The class has several goals:

  • Consider the relation between phonological theory, empirical predictions, and experimental results
  • Gain practical knowledge in designing and carrying out experiments in the lab and on-line, and performing data analysis using R
  • Gain familiarity with some commonly used experimental paradigms, comparing what they can tell us about the linguistic system

The class will be organized around a set of phonological topics that have benefited from experimental investigation. These topics will serve to illustrate a variety of experimental and statistical techniques:

  • Sonority sequencing preferences
  • Generalization from the lexicon
  • Perceptual similarity
  • Phonetic underspecification


  • Readings and class participation
  • Regular assignments (modest and practical in nature)
  • Final project: designing (and perhaps piloting) an experiment

24.979: Topics in Semantics

Instructors: Kai von Fintel, Irene Heim, Sabine Iatridou
Fridays 12–3, Room 32-D461

This semester’s semantics seminar will consist of three “mini-seminars”:
Conditionals without “if” (2/6, 2/13, 2/20, 2/27)
The semantics of tense (3/6, 3/13, 3/20, 4/3, 4/10)
The semantics of surprise (4/17, 4/24, 5/1, 5/8)

Course website: http://stellar.mit.edu/S/course/24/sp15/24.979/

Students who are taking the seminar for credit are expected to attend all sessions and to submit a term paper on a topic related to one of the topics of the seminar. Auditors are welcome to attend any of the three parts of the seminar.
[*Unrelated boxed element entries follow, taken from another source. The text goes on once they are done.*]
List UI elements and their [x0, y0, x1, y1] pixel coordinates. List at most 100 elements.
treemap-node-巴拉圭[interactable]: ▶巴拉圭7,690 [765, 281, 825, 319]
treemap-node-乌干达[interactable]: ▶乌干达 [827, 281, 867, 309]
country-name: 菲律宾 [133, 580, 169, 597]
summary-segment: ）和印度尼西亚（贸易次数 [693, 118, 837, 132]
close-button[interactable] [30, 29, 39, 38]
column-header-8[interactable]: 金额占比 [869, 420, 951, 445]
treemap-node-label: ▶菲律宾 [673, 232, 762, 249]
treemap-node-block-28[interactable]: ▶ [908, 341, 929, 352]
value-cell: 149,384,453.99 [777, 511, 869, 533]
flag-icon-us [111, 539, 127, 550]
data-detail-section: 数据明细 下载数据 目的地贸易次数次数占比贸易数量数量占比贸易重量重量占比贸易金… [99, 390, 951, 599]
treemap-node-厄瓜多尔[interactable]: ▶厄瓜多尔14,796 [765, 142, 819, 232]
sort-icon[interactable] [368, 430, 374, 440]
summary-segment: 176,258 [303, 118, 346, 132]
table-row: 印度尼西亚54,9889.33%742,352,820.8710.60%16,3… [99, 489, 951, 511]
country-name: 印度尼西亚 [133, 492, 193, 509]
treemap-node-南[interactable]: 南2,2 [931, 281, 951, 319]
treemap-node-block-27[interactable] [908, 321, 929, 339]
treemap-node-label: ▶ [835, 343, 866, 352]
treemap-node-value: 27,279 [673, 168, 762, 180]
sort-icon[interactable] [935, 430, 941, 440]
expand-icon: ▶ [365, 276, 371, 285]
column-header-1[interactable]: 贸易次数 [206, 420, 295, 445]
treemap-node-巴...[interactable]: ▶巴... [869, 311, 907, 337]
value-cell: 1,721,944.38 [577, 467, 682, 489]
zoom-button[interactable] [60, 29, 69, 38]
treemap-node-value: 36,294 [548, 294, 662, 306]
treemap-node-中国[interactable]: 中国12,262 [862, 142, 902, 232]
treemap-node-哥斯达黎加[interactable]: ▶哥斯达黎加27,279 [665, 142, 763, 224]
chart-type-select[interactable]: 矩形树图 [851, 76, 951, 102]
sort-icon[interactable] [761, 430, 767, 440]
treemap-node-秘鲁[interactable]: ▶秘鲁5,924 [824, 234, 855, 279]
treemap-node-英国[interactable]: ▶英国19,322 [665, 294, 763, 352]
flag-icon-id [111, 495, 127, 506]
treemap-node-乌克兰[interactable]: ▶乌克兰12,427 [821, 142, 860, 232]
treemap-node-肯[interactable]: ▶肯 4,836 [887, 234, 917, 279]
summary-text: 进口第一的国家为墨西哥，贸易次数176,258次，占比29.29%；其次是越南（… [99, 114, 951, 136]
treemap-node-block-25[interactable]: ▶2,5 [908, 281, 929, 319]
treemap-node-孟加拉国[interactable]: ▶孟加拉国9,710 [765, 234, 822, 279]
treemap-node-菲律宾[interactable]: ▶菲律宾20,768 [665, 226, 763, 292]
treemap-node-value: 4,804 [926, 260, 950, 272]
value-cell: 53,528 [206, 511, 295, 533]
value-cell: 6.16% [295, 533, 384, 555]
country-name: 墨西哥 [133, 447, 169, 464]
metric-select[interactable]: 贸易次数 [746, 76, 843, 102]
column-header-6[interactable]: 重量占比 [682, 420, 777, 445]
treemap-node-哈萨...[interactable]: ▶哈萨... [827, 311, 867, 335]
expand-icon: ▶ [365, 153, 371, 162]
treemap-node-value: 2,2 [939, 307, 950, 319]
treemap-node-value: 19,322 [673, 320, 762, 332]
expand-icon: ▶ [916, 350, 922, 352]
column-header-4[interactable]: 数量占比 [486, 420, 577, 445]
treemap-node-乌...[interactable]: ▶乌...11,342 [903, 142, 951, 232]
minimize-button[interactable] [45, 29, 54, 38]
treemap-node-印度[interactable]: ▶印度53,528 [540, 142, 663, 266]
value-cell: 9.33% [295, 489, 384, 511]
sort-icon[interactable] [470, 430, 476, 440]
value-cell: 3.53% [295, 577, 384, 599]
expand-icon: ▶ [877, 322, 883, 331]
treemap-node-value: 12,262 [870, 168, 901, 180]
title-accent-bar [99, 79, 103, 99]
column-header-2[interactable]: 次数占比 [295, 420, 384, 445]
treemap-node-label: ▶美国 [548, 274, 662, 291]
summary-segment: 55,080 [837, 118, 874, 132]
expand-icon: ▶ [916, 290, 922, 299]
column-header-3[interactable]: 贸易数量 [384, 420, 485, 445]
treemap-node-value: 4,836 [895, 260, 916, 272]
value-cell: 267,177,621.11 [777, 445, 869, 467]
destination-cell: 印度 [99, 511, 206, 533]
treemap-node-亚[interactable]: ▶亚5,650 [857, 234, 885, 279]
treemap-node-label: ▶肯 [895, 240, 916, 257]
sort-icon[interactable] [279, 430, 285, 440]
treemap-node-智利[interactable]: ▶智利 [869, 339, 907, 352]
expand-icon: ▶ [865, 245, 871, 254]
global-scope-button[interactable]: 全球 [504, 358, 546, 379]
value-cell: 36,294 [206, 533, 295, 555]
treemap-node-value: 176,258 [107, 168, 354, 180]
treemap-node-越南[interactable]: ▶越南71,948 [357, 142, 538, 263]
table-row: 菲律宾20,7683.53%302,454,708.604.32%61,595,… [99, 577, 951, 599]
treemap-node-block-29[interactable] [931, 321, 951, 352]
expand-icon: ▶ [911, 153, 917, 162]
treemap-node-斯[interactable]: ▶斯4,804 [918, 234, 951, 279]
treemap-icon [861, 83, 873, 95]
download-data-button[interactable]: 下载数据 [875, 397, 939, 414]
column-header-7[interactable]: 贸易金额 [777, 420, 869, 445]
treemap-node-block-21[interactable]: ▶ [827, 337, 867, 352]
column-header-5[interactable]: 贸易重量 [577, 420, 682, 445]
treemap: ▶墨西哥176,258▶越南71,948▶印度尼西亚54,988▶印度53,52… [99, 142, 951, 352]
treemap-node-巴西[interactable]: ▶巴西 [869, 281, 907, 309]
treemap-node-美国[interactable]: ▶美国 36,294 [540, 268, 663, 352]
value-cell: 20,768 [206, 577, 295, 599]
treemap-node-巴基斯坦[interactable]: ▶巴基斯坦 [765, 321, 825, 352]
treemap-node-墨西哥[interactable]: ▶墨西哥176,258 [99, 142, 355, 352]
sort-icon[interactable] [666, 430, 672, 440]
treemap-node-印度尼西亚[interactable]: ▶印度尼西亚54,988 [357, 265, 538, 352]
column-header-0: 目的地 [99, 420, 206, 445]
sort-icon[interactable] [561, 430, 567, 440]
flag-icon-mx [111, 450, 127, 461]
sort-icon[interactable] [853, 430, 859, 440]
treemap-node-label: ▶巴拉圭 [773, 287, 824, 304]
24.S96: Computational Phylogenetics

Instructors: Bob Berwick & Michel DeGraff
Time: Thursdays, 2–5
Location: Room 32D–461

In this course, we’ll endeavor to make the inscrutable scrutable. Computational phylogenetic methods have been gaining wide currency among, and seem convincing to, linguists of various theoretical stripes. Yet, these methods and their results are often not fully understood. In this seminar we will explore the scope and limitations of computational phylogenetics methods in historical linguistics, especially in studies on Creole formation, with an eye toward the improvement of such methods. Creole languages have traditionally been excluded from the scope of the Comparative Method, generally because it has been thought that methods that reconstruct phylogenetic trees of related languages are not applicable in the case of Creoles (Taylor 1956, Thomason & Kaufman 1998, Ringe et al 2002, Nakhleh et al 2005b, Labov 2007, etc.). Recent studies continue to claim that Creoles lie outside well-established language families, constituting an exceptional typology as the least complex human languages (Parkvall 2008, McWhorter 2011). In a related vein, Bakker et al 2011 and Daval-Markussen & Baker 2012 enlist phylogenetic tools (i.e., Splits Tree from Huson & Bryant 2006; cf. Dunn et al 2008) to argue that “Creoles are typologically distinct from non-Creoles.” In this seminar we will start with some general background on Creole studies and computational phylogenetics, and then we’ll evaluate the applications of computational phylogenetics to Creole studies. Much of the seminar will involve hands-on active-learning activities as we delve first-hand into the nuts and bolts of computational phylogenetics and applications thereof to Creole data. One overall objective is to better understand the scope and limitations of the computational phylogenetics methods and how to improve on their applications in historical linguistics, especially in Creole studies. Given historical linguists’ increasing use of both computational phylogenetics and language-acquisition findings, it is important that such methods be reviewed with great care, as we’ll do in the seminar, before they can be constructively and reliably applied in the analysis of language-creation and language change phenomena.